Alcé una mano y disparé una descarga en respuesta. Fue débil y baja, demasiado baja como para crearle problemas a Jabor. Impacto en las tejas, a sus pies. Ni siquiera se inmutó. De hecho, estalló en una sonora carcajada…

… que fue cortada en seco por el desmoronamiento de la sección entera del tejado. La viga central, que se extendía a lo largo del edificio, se partió en dos; las viguetas cedieron y maderos, yeso y tejas se precipitaron al infierno de la casa llevándose a Jabor con ellos. Tuvo que ser una buena caída; cuatro pisos en llamas hasta el sótano. Gran parte de la casa debió de caerle encima.

Las llamas crepitaron a través del agujero. Mientras me agarraba al borde de la chimenea y saltaba al otro lado por encima de ella, sonó como un estallido de aplausos.

El chico seguía allí, acuclillado, con la mirada perdida y sin brillo en los ojos.

—He conseguido unos minutos —anuncié—, pero no hay tiempo que perder. Muévete.

Se tratara o no del tono amistoso de mi voz lo que lo logró, se puso en pie con esfuerzo y suficiente rapidez. Sin embargo, se puso en marcha arrastrando los pies por el tejado con el garbo y la elegancia de un cadáver andante. A aquella velocidad le hubiera llevado una semana acercarse al árbol. Un anciano con ojos de cristal lo hubiera atrapado, no digamos ya un genio furibundo. Eché un vistazo a mis espaldas. Todavía no había señal alguna de que nos persiguieran, solo las llamas que rugían a través del agujero. Sin perder un segundo, reuní todas las fuerzas que me quedaban y me cargué el chico al hombro. A continuación, corrí todo lo rápido que pude por el tejado.
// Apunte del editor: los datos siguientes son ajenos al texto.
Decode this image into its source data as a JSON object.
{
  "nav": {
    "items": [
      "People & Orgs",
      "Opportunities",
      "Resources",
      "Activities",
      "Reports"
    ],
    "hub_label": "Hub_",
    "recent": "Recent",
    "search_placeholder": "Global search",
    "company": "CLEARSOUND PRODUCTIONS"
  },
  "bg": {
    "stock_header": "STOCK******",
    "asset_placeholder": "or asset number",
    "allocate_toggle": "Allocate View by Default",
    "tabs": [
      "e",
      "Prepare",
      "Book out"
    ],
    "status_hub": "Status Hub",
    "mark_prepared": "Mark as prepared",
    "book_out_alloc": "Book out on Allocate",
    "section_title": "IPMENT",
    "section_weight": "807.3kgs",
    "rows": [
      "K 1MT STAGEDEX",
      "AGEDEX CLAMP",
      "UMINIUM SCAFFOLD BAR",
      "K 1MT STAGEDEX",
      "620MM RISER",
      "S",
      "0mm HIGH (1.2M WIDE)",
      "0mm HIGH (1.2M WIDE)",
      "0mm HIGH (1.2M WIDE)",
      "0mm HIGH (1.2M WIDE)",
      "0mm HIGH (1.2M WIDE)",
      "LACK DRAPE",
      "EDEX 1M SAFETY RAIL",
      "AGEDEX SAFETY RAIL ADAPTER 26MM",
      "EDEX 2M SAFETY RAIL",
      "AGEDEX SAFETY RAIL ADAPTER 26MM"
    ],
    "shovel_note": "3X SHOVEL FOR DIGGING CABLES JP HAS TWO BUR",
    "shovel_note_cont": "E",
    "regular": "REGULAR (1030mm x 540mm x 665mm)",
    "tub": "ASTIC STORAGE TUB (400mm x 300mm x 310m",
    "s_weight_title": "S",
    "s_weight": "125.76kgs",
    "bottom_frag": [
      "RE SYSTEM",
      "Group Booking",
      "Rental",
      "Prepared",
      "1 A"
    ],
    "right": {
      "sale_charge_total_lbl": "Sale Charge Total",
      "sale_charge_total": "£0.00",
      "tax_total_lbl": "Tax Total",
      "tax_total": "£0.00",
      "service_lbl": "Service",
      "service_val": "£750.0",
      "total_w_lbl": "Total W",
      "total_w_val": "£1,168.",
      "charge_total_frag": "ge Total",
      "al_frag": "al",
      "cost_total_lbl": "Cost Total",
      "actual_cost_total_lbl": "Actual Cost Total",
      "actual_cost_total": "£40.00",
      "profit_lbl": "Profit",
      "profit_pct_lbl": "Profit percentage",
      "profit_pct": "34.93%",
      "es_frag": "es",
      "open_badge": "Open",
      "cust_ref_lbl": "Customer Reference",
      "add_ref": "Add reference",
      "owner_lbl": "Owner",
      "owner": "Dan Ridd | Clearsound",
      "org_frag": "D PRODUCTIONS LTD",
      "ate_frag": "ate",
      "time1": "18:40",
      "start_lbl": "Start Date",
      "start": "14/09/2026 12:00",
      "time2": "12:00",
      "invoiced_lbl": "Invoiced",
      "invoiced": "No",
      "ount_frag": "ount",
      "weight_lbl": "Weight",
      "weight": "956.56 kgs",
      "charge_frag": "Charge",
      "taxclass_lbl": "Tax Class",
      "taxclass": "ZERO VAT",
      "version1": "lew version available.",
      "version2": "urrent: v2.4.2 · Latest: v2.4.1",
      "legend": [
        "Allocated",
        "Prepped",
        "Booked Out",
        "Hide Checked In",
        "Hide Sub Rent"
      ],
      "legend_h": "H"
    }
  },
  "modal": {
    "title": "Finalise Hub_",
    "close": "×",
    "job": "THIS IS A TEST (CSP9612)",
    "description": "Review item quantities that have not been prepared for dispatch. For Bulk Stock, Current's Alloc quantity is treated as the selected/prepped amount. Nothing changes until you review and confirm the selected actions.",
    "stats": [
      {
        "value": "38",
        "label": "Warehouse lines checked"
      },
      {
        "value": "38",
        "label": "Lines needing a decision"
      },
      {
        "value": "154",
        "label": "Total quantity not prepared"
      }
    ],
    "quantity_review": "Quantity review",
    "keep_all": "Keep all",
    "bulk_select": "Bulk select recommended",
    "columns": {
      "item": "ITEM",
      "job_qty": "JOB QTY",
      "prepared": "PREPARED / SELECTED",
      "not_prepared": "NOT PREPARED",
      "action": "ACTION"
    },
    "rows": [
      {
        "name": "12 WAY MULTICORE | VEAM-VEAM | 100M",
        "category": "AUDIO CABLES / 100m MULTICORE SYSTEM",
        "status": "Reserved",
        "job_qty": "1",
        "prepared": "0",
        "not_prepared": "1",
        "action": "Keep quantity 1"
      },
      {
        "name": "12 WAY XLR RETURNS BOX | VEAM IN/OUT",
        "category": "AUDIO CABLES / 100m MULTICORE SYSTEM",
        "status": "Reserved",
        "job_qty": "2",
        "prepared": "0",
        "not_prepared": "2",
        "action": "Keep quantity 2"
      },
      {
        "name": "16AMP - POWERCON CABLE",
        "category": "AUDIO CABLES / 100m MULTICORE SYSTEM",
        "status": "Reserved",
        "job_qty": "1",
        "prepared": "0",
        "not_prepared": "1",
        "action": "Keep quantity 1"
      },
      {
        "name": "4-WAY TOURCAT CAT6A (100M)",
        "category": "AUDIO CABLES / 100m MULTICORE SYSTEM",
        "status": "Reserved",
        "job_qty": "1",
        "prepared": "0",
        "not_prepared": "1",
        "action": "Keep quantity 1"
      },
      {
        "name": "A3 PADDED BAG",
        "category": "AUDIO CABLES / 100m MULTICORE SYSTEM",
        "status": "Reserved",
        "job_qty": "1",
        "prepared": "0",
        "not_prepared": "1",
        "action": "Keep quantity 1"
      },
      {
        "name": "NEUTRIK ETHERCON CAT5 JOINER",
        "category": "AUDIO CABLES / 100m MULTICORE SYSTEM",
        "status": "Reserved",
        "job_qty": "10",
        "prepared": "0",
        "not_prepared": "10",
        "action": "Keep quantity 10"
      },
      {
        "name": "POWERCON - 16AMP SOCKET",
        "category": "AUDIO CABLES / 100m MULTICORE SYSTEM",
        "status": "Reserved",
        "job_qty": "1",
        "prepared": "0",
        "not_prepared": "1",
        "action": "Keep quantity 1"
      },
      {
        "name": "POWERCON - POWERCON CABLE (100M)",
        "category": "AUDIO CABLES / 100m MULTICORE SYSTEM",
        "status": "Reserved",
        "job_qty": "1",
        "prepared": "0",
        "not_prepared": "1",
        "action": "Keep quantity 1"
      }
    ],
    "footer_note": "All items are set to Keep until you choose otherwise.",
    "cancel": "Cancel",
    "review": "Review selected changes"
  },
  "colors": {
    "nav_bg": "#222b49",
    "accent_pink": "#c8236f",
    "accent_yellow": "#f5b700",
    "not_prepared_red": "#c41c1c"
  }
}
Cuatro casas o así más adelante, nos encontramos junto al árbol, un abeto de hoja perenne. Las ramas más cercanas solo se encontraban a cuatro metros. Saltable. No obstante, primero tenía que descansar. Descargué al chico sobre las tejas y comprobé que seguíamos solos. Nada. Jabor tenía problemas. Me lo imaginé destrozándolo todo a su alrededor en medio del fuego incandescente del sótano, enterrado bajo toneladas de escombros en llamas, tratando de salir de allí.

Percibí un movimiento súbito entre las llamas. Había llegado el momento de irse.

No le ofrecí al muchacho la opción de dejarse llevar por el pánico. Lo cogí por la cintura, corrí tejado abajo y salté desde el borde. El chico no abrió la boca cuando saltamos al aire, recortados contra la luz anaranjada del fuego. Mis alas se batieron en frenesí manteniéndonos en el aire el tiempo suficiente hasta que, en un caos de azotes, de pinchazos y de chasquidos de ramas, nos zambullimos en la espesura del árbol.

Me agarré al tronco para detener la caída. El chico se sujetó a una rama. Eché un vistazo atrás, a la casa, y distinguí una figura negra moviéndose despacio, recortada contra el fuego.

Cogiéndome al tronco sin demasiada fuerza, dejé que resbaláramos. Durante el descenso, la corteza se abría en dos por donde pasaban las garras. Aterrizamos en la hierba húmeda, en medio de la oscuridad al pie del árbol.

Volví a poner al chico en pie.

—Y ahora, ¡ni mu! —le susurré—. Y mantente debajo de los árboles.

A continuación, mi amo y yo avanzamos a hurtadillas hacia la húmeda oscuridad del jardín mientras el zumbido de los motores aumentaba en la calle que había más allá y otra viga de las grandes se desmoronaba sobre los escombros incandescentes de la casa de su maestro.